Allez, je secoue la case, je la tire de sa sieste flemmarde, Wake up Little Suzie, Keep the Faith... En la retournant dans tous les sens, en remuant tous vos sens, vous devriez tirer de belles choses dans le fouillis de ces deux mois à venir, ça va swinguer. Enfilez vos casques, portez haut le Son, chers hérauts de ce Sound system miniature.

Encore porté par les effluves électriques d'un voyage dans le temps du hip hop, j'ai écouté avec plaisir et nostalgie ce bon vieux Black Sheep, le duo east coast "Des" & "Mista Lawnge". Ces amis d'adolescence ont ré-écrit le Bronx au début des 90's avec humour, avec le recul et la poésie des Native Tongues.
Indépendamment d'un flow exceptionnel et d'un intelligence coupante comme une lame dans le texte, ils ont élevé l'art du sampling à un niveau rarement atteint : pertinence et choix, pas simplement pour bluffer la galerie.

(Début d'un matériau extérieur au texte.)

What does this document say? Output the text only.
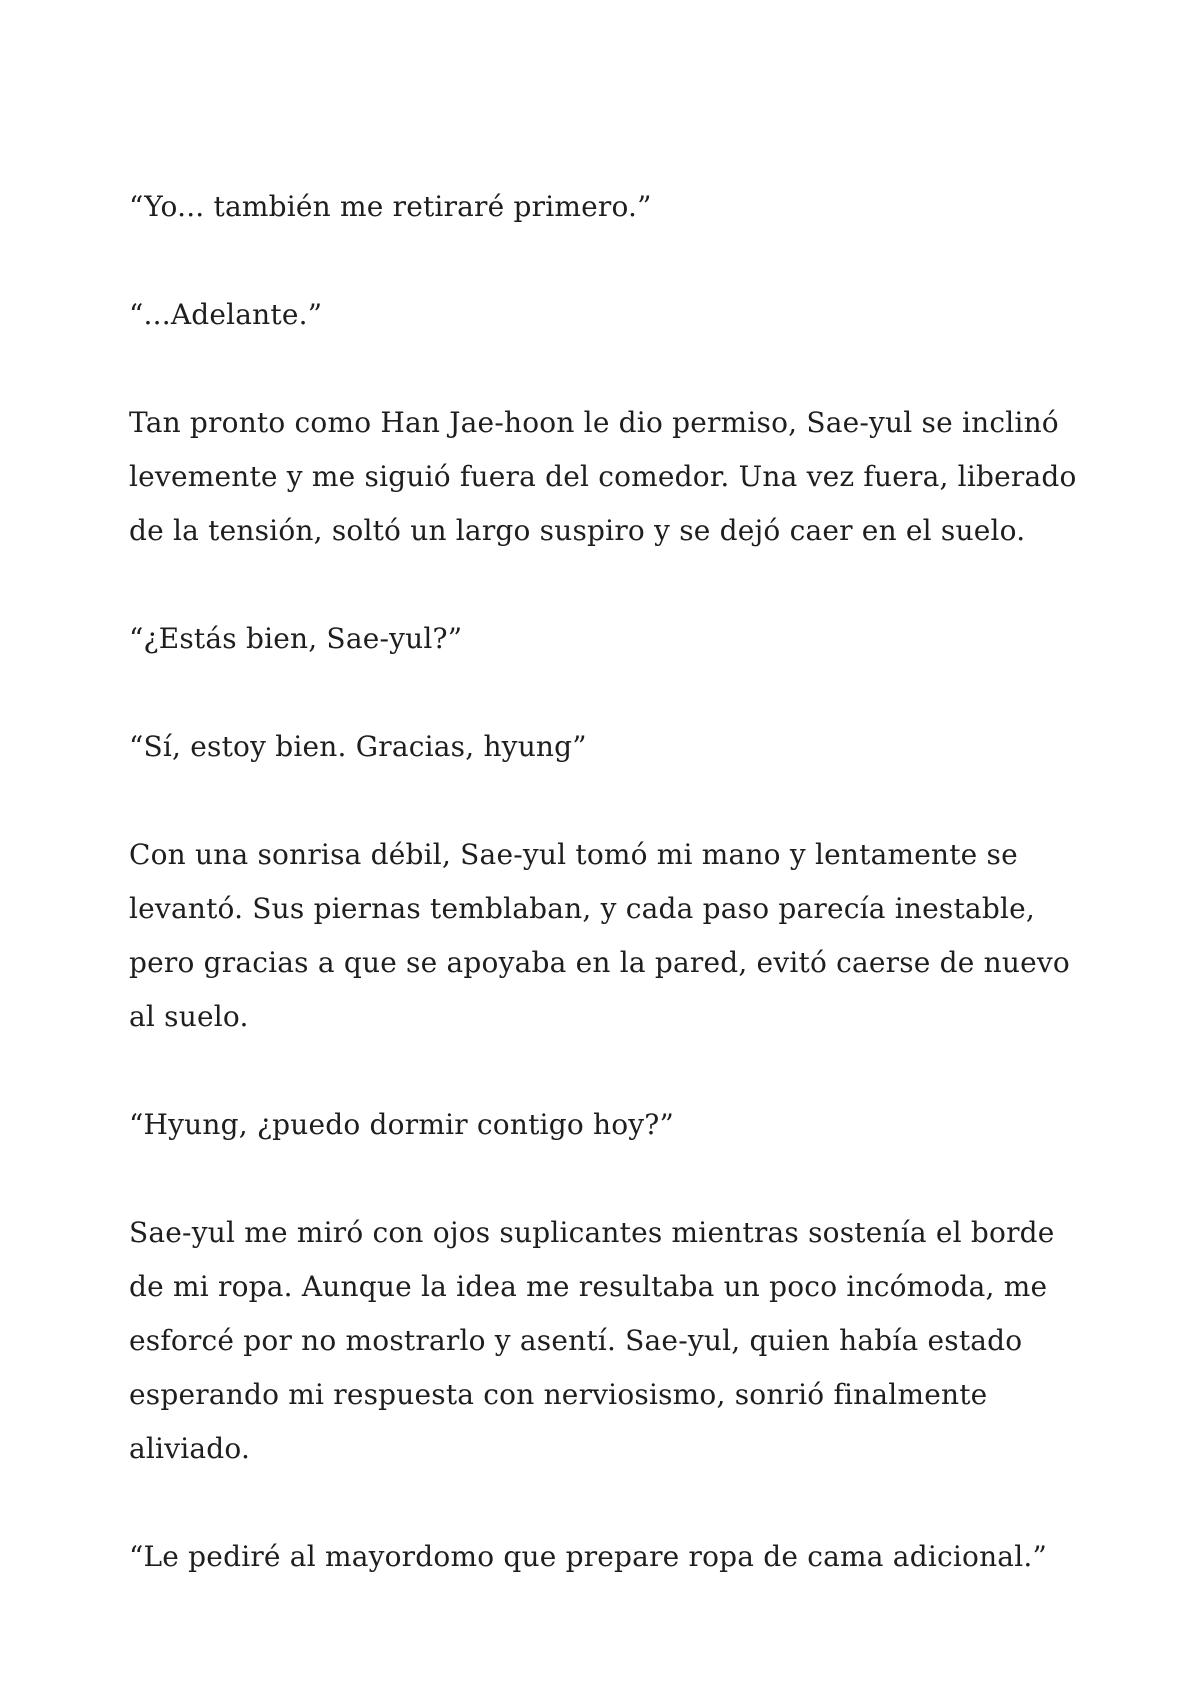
“Yo... también me retiraré primero.”

“...Adelante.”

Tan pronto como Han Jae-hoon le dio permiso, Sae-yul se inclinó levemente y me siguió fuera del comedor. Una vez fuera, liberado de la tensión, soltó un largo suspiro y se dejó caer en el suelo.

“¿Estás bien, Sae-yul?”

“Sí, estoy bien. Gracias, hyung”

Con una sonrisa débil, Sae-yul tomó mi mano y lentamente se levantó. Sus piernas temblaban, y cada paso parecía inestable, pero gracias a que se apoyaba en la pared, evitó caerse de nuevo al suelo.

“Hyung, ¿puedo dormir contigo hoy?”

Sae-yul me miró con ojos suplicantes mientras sostenía el borde de mi ropa. Aunque la idea me resultaba un poco incómoda, me esforcé por no mostrarlo y asentí. Sae-yul, quien había estado esperando mi respuesta con nerviosismo, sonrió finalmente aliviado.

“Le pediré al mayordomo que prepare ropa de cama adicional.”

Pour cette reprise, démarrons avec un beat, juste un beat, issu de l'inépuisable catalogue CTI, Joe Farrell est au sax, et ses compagnons, notamment le guitariste, ne sont pas là pour boire des bières tièdes à l'ombre des micros argentés et étincelants :


Toujours en bonne compagnie, un gars de la Mother Ship Connection, le guitariste inspiré, Fuzzy Haskins, toujours aussi full of Soul, entre déconnade et vrais sentiments, pas du chiqué :


Pour terminer, le démonstration maitrisée de la finesse dans le sample, où le nez et les doigts poussiéreux se confondent avec l'art, Mahavishnu Orchestra, un classique certes, mais idéal pour poser sa voix



Si vous n'achetez pas tous les albums originaux, vous pouvez foncer sur ce recueil, peut être le plus abouti paru pour Stricktly Break Records, pour les amateurs.